Wristwatches didn’t become popular for men till about 30 years after the Patek Philippe piece, due to it being viewed as a feminine accessory and thought to be too dainty and inaccurate for the manly man. It has to be worn on a chain for in the pocket/vest or trousers.
But in 1904, Louis Cartier and Alberto Santos Dumont (a Brazilian aviator) designed a watch for pilots that had to not be too big and awkward like a pocket watch yet it had to be easily and quickly read by the pilots while up in the air. The Cartier “Santos” was born. This started the new era of wristwatches.
This watch becomes very popular in the WW1 among soldiers using it as a convenient timekeeping apparatus. In place of wasting time trying to pull out a pocket watch on the battlefield, they could simply rotate their wrists to check the time or use it as a stopwatch. From there it became a fashion accessory for men’s wrists. The Golden Age of the wristwatch was launched.
The pocket watch movements were used in the wristwatches, just on a smaller scale. Soon many companies started following this trend too such as Bulova who started to design more square-like and rectangular like movements and cases. Round shapes came in sizes between 28 and 32mm, and the rectangular/square ones came between from 26 to 29mm.
However, there were limitations of just using the smaller pocket watch movements to fit into smaller wristwatches as it forced the companies to make watch shapes according to the smaller watch movements.

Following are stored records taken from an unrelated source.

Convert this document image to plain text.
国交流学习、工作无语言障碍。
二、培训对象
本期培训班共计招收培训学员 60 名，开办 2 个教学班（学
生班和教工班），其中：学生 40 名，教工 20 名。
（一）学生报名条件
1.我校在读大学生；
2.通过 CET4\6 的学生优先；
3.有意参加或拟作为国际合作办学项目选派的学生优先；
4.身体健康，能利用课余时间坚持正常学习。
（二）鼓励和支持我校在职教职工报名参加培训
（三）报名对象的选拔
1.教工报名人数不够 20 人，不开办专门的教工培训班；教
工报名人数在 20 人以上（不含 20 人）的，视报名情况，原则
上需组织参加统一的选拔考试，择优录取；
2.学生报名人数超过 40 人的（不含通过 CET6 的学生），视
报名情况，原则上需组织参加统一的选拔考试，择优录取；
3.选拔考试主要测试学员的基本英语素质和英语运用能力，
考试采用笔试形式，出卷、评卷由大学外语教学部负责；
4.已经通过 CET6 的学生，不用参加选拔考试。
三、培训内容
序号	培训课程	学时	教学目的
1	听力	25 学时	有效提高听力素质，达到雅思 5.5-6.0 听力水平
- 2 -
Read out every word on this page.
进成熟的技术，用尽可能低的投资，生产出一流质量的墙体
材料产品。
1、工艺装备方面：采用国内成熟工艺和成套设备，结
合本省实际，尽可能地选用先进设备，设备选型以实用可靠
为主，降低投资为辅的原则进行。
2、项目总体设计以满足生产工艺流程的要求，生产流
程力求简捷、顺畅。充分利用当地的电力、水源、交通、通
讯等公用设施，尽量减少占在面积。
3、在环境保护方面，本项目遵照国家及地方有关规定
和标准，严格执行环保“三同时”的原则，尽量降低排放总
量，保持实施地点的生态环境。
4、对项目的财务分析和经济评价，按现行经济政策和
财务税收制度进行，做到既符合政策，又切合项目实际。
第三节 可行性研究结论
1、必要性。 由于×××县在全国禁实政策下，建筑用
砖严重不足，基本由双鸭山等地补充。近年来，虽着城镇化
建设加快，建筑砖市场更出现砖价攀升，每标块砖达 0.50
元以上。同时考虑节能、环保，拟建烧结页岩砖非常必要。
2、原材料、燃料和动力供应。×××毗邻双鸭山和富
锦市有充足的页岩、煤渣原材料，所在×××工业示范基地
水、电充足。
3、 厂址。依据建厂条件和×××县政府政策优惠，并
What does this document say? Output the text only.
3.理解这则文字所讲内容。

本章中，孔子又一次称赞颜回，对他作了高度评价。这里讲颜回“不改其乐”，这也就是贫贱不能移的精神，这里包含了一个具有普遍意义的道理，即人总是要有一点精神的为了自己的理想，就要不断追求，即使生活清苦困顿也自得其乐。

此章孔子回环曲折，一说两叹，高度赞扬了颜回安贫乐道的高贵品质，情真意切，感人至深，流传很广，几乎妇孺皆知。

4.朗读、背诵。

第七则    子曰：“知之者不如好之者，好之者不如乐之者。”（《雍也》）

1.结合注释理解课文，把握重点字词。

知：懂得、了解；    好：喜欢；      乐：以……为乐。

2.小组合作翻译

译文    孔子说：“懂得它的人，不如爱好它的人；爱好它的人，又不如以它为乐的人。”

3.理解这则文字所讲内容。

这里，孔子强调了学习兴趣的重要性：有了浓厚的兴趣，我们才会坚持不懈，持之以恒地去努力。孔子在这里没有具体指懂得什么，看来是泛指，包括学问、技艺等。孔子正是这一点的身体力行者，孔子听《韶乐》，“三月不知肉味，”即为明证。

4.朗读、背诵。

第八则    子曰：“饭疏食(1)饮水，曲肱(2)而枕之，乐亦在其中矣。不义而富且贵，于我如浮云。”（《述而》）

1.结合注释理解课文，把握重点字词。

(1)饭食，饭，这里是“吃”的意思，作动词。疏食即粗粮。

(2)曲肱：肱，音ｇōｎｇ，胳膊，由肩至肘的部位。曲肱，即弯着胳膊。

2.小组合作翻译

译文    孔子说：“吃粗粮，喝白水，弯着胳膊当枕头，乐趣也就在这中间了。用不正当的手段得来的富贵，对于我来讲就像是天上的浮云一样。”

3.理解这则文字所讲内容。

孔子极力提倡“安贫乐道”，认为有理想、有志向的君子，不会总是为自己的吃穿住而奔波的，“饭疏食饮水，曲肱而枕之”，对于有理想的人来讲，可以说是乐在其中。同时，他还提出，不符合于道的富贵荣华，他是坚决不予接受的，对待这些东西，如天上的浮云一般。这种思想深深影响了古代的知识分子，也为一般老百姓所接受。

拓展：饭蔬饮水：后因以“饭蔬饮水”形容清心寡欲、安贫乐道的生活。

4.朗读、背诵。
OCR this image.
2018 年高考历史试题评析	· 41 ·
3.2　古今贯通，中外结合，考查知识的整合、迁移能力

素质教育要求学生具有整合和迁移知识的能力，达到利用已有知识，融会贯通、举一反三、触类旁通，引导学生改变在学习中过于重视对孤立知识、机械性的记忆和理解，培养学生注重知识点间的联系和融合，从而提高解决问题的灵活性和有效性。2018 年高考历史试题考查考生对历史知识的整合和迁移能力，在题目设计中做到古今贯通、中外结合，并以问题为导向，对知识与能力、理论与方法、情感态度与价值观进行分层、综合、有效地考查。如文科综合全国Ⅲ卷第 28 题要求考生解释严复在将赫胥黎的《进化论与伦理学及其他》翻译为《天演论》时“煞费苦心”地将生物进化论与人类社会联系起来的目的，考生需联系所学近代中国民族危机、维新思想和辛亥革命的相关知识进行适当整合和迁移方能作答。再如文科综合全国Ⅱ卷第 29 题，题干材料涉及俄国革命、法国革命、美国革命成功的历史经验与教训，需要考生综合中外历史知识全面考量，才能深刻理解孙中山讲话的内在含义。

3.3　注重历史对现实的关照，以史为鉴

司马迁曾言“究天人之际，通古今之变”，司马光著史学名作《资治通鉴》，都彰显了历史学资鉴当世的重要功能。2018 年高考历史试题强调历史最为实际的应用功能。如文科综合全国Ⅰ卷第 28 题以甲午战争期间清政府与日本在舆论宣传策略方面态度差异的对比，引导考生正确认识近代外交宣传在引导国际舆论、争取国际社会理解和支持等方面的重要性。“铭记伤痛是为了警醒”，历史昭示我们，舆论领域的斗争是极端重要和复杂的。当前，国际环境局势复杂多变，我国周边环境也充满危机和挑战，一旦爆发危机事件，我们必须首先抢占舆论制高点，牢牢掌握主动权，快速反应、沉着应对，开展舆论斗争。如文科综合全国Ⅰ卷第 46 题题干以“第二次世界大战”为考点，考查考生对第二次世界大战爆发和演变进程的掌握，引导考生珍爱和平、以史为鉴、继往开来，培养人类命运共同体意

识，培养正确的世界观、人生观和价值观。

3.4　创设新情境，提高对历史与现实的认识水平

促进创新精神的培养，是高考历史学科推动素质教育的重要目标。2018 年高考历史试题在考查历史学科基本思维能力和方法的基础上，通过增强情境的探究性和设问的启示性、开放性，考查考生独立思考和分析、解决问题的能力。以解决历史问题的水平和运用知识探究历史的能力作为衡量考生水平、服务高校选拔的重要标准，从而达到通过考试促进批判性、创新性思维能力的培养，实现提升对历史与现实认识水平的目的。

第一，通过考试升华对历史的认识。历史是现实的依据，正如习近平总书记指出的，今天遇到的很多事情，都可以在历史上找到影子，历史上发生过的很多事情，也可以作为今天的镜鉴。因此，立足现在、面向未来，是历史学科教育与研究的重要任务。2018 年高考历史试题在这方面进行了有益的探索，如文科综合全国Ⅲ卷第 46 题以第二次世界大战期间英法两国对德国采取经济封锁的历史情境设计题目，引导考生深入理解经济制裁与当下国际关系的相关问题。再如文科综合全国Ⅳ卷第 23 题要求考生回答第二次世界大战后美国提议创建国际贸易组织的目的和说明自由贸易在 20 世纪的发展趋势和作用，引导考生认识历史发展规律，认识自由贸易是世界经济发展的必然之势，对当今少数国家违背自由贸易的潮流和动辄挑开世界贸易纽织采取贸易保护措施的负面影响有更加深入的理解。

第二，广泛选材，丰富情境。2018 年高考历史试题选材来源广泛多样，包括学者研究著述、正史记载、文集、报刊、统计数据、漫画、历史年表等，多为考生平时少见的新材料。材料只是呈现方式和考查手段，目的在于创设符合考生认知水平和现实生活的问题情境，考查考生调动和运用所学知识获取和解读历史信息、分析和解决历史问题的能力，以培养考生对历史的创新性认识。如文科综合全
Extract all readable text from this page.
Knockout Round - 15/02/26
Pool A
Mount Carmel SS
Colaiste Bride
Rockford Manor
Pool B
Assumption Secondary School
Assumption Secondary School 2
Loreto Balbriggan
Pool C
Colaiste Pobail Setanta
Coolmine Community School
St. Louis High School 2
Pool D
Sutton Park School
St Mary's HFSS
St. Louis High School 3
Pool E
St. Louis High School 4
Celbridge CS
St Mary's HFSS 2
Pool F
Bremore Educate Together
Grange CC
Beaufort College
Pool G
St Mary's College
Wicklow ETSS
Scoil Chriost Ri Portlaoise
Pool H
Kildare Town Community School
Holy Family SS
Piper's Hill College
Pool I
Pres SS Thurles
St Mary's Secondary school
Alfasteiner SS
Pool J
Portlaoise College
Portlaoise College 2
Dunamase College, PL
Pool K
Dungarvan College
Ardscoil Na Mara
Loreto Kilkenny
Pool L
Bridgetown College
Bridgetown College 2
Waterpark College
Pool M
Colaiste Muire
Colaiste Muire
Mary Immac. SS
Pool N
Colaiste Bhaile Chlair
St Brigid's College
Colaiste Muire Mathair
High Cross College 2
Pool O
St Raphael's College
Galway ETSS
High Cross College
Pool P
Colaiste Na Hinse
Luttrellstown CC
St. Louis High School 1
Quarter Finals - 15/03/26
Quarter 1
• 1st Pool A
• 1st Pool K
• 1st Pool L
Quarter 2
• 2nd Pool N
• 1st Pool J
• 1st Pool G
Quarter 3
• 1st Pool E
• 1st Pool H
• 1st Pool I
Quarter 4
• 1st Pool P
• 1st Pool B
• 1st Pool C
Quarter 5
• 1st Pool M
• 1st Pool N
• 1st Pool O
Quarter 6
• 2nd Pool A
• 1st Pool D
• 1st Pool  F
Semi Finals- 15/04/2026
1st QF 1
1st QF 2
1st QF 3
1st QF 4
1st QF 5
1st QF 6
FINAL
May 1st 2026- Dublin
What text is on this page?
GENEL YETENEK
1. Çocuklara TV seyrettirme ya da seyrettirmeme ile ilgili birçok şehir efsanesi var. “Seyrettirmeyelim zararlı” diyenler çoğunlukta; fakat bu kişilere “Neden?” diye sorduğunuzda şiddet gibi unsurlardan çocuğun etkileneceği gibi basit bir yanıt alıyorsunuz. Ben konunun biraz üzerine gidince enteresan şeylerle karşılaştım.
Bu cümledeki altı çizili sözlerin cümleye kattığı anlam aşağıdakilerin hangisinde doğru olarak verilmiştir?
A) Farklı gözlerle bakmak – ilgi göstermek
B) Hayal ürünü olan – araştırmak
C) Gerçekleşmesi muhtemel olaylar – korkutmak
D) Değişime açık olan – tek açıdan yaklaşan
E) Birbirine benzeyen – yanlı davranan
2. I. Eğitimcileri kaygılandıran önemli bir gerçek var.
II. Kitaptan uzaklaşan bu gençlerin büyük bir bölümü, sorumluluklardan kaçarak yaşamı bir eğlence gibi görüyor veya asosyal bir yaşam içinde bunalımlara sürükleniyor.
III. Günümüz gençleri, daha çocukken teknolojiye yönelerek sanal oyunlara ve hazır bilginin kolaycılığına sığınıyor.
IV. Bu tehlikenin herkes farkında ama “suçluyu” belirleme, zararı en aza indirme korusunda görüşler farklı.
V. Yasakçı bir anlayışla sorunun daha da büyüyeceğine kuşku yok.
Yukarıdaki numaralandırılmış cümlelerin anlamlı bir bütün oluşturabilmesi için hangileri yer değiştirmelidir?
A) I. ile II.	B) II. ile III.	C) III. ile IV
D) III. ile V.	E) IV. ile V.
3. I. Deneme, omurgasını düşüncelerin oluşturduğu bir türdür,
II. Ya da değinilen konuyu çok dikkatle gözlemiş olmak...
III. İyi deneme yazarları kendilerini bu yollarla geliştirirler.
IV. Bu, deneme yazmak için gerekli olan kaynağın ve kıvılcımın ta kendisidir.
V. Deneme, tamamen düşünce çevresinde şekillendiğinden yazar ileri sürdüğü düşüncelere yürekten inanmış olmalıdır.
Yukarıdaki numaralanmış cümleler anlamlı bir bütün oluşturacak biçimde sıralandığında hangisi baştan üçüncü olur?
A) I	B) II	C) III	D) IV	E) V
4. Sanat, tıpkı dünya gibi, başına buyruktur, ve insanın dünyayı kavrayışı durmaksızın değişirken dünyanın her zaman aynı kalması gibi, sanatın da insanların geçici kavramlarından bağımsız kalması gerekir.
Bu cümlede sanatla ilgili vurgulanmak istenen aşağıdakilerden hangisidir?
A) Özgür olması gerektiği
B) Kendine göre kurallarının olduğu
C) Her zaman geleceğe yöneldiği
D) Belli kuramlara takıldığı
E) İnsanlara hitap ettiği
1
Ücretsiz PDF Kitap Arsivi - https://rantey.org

But then companies like Gruen and Bulova began to design innovative rectangular shaped mechanical movements, opening up a new world of designs for square and rectangular shapes.
We might look at these vintage watches and think they are a bit small for a big man’s wrist, but these round, square and rectangular new era wristwatches made many companies very profitable.
The round shapes were around 28 to 32mm, and the rectangular and squares were in the 26 to 29mm average range.
Then came the mid-1980’s. Cartier released a watch that was big, as 38mm big! This created the fashion statement of the bigger the watch, the bolder the statement. Keeping in mind that the average watch size of a case was 32 to 34mm, this gave way of companies of making their current watches just bigger which was incredibly exciting in this time period.
The JLC Reverse became the “Reverso Grande Taille”. The 36mm IWC Mark XII, grew 2 mm in diameter and was reborn as The Mark XV. The Patek Philippe Nautilus grew into the “Jumbo Nautilus”. And so the trend goes.
Another example is here, which on the right side you have a man’s Cartier Santos, (round shape), from the 1980s (32mm) next to the 100 Year Anniversary Santos (42mm) which makes the 1980’s version look like the woman’s watch!
Now coming back today. Many people would perceive or assume any watch under 40mm to be a women’s watch, which as you can now see is not true. New watches might average 42mm, and most men would prefer a watch of an “oversize” fit, but that could just result in a very inconvenient and highly unpractical piece of jewellery. Appreciate the size of the vintage watch, and if it does not suit you ( as a man) then we’re pretty sure your lady wouldn’t mind wearing it!